The best-selling car in Scotland is back with a new look and new engines.
The new Vauxhall Corsa. Squint at its outline and you’ll see the ghost of the old one, but all the panels are new, and so is the interior, most of the engines, most of the suspension, and the whole structure forward of the windscreen. So they’re being fair in calling it a new car.
Does it carry the proportions and glazing of the old one for any reason other than expediency? Well Vauxhall claims that Corsa buyers, of whom there are lots, actually very much liked the size of the old car as well as its basic look. The supermini class has stopped growing, and the Corsa too retains its 4m length. People want compactness. The old car was well-packaged, so again the new one doesn’t mess with the cabin space.
But it has been tizzed up with much richer exterior detailing. All the panels are new, and carry smoother curves and more flamboyant creases. There’s extra depth and shaping to the lights, which now bulge out of the bodywork. The three-door version retains the arched glass line, and adds a little blade at the rear extremity of the glass, as used in the Adam.
And you know what, when you see it in real life, it does manage to look lower and wider and better planted to the road.
That, the engineers insist, is how it will feel too. The suspension and steering are in principle the same, but the actual components are new. That’s because, by the end, no-one was saying the old Corsa was fun to steer or comfy to ride in.
Thirsty and rough engines were its bane too. So in comes a pair of all-new three-cylinder direct-injection turbo petrols, at 90 and 105bhp. That’s a type of engine that works wonders at Ford, Peugeot, Citroen and Renault, but Vauxhall says it’s gone one better by including a balance shaft. So the claim is best-in-class refinement. As with the new suspension, we’ll be the judge. A double-clutch gearbox shows up for the first time in a Corsa too.

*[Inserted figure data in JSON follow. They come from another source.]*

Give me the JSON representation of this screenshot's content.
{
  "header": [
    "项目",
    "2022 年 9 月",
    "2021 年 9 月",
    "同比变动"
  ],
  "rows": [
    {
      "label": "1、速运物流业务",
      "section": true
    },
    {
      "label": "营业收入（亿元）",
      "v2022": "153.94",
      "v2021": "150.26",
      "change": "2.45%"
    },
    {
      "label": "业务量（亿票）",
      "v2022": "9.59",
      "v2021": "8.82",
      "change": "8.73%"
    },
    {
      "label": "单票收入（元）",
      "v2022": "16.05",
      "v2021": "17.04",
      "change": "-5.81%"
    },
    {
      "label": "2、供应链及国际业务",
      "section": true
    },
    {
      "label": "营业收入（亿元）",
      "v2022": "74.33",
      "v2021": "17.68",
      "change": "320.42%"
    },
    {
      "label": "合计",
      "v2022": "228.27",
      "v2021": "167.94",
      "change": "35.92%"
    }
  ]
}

Inside, the dash serves up better quality and again manages to look wider and sleeker than the old one. A neater interface comes courtesy an Adam-style central screen that can mirror your phone. So if your own device – iOS or Android – is smart enough and has the right apps, it’ll do navigation, voice recognition, web radio and so on.
It’s a neat solution that saves the need for expensive in-car options. Provided, that is, your device is compatible and it has a good data signal. When either of things don’t apply, you’ll be biting the steering wheel in frustration.
Still, at least the new Corsa can give you a heated wheel to bite on, thanks to a raft of new options also including speed-limit sign recognition, lane keeping, bi-xenons, blind-spot warning, reversing camera, and self-parking. That’s all stuff the Corsa needed if it was to get back in contention.
The new impetus should serve Vauxhall well. Even as it came to pensionable age last year, in Britain it was still outselling the entire Renault range combined. You’ll be able to buy the new one towards the end of the year, after it’s been officially unwrapped at the Paris Motor Show in September.
What we don’t officially know about is the one we’re most interested in, a new Corsa VXR. But company people nod quietly when you mention the idea, and we know there will be bigger engines to come, including the modern 1.6 direct-injection turbo used to good effect in the Cascada, where it makes 200bhp. Just saying.